As I looked up, I saw one of the little ones jumped to a higher rock, slip — all gangly legs and feet — and slide down again from where it had started. It was a mistake of inexperience.
The lambs had been born in February, and now — only the beginning of April — there hadn’t been enough time yet for them to master the heights.
Through the spotter scope I watched three ewes and three lambs hop to another rock, stroll into a grassy spot to munch on the new grown green of spring, then scramble on up the high ridge. They stopped for a moment at the top, white bodies silhouetted against the bright blue California desert sky, and then disappeared.
To find these reclusive Bighorn Sheep, I had looked high, I had looked low, and I had looked long, through the binoculars, and then –magically –they were present, like unicorns found when turning the page in a fairy tale. They were high in the rocks above me. When the rangers brought over the spotting scope, a small crowded gathered.
“Oh, I see them now. Ah, there are the little ones!”
We ogled and oohed for a while, a community of lookers, looking.
I loved the day in the Anza Borrego desert, the sheep, the fellow gawkers, all the wonders that we saw.
We hiked the cactus loop trail, clomping up the mountain between flaming magenta blooming beaver tail and hedgehog cactus. The chollas glowed all around us as if they had put on halos. In a nearby wash we found a sand plant, growing by a cheese bush. It looked like a tiny pine cone with purple and white flowers popping from its dry, grey sides. It was small, and we had to kneel to focus in on its tiny flower-decorated sides.
Later we off-roaded back to a Kumeyaay Indian site where we scrambled through round boulders to find mortero after mortero in the rock tops, proof of family and community and lambs and ewes of a different kind previously thriving in the desert.
On the drive home, up the mountain and out of the desert, we switchbacked through the mountain lilac all purple and blue-flamed around us a wild turkey flushing in front of the car, sailing over the top of us to the road side, finely feathered and stately as it strutted down the bank and under the bright green trees.
We chatted as we swept up the fields and forests in our wake, trekking down from Julian and back to San Diego. I mentioned the very young homeless couple who I had found sleeping in one of the classrooms at the church last week. They broke into the church, ate up all the children’s snacks, smashed an unlocked storage cabinet, and when discovered in the morning, explained their behavior thus: “We were hungry.”

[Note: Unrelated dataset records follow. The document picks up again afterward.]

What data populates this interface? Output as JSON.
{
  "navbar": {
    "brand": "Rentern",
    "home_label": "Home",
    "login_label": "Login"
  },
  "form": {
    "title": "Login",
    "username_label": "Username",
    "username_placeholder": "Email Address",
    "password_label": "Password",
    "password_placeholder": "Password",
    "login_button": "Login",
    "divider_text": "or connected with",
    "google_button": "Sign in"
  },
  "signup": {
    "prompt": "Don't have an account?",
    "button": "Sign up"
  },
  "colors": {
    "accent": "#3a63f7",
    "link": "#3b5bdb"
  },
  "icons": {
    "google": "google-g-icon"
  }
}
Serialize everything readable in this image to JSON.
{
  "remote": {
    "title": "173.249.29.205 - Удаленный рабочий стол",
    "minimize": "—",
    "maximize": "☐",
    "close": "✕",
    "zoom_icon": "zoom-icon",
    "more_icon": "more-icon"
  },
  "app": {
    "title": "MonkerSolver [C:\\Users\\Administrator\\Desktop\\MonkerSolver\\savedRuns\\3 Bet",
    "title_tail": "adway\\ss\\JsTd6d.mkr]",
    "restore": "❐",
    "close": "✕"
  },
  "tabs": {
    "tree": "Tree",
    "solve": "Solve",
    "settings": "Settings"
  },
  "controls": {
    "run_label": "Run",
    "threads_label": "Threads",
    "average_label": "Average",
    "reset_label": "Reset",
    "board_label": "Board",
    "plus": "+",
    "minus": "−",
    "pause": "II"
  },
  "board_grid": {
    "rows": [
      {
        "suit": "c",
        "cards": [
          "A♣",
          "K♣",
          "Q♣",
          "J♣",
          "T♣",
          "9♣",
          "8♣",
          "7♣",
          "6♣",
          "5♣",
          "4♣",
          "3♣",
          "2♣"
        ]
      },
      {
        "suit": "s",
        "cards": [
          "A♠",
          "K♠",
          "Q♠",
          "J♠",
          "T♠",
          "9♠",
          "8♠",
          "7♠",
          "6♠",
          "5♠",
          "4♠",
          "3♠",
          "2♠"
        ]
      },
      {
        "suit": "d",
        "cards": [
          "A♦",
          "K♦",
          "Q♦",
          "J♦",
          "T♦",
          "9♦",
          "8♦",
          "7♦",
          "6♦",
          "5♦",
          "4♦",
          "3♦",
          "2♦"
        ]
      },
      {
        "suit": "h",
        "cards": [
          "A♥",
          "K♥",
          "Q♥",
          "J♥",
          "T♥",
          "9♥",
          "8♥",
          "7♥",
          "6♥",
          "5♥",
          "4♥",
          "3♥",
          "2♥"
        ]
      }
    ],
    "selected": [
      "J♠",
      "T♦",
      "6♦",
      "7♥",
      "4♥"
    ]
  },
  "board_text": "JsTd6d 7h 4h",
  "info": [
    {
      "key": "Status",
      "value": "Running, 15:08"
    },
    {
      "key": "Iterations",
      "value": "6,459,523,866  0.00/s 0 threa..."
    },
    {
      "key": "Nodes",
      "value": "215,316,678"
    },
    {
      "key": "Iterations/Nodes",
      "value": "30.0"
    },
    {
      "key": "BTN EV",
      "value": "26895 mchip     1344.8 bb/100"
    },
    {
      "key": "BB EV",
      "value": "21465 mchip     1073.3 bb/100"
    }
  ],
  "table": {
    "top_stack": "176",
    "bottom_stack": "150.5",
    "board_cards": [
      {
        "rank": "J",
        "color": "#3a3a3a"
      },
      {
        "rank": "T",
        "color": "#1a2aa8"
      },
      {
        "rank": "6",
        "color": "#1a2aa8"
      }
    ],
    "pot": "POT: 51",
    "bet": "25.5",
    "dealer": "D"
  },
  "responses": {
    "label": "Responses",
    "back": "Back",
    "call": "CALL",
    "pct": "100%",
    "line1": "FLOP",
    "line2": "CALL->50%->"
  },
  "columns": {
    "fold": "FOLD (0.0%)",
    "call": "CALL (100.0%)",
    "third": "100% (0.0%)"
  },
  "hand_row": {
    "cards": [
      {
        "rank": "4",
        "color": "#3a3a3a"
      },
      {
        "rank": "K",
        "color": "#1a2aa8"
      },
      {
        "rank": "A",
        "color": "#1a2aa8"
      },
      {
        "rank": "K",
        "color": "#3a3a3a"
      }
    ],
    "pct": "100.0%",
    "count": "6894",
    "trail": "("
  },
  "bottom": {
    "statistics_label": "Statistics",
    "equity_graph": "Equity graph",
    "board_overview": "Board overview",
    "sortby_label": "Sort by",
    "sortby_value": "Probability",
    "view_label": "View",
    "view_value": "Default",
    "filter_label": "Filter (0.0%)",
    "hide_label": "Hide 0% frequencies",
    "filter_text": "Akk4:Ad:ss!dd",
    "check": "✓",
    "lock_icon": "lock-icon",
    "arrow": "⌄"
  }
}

That gets it. These young broken ones, addicted to the meth, are very hungry, and I think they will be more and more.
And the mountain sheep and their lambs are hungry too, for the bright green grasses growing high on the ridges, and the Indians too, who lived here long ago, they were hungry, hunching over their morteros in the desert, grinding grain for bread and waiting to eat. And the sand plant hungry and thirsty too for more spring rain to sooth it’s drying sides, and the turkey crossing the road, headed somewhere to feed and drink in safety, and me and my friends too, headed back to our homes, from a day out — all hungry.
I love the desert!
I need the desert.
It fills me up, just a bit, to live a little more, in a stunningly beautiful and hungry world.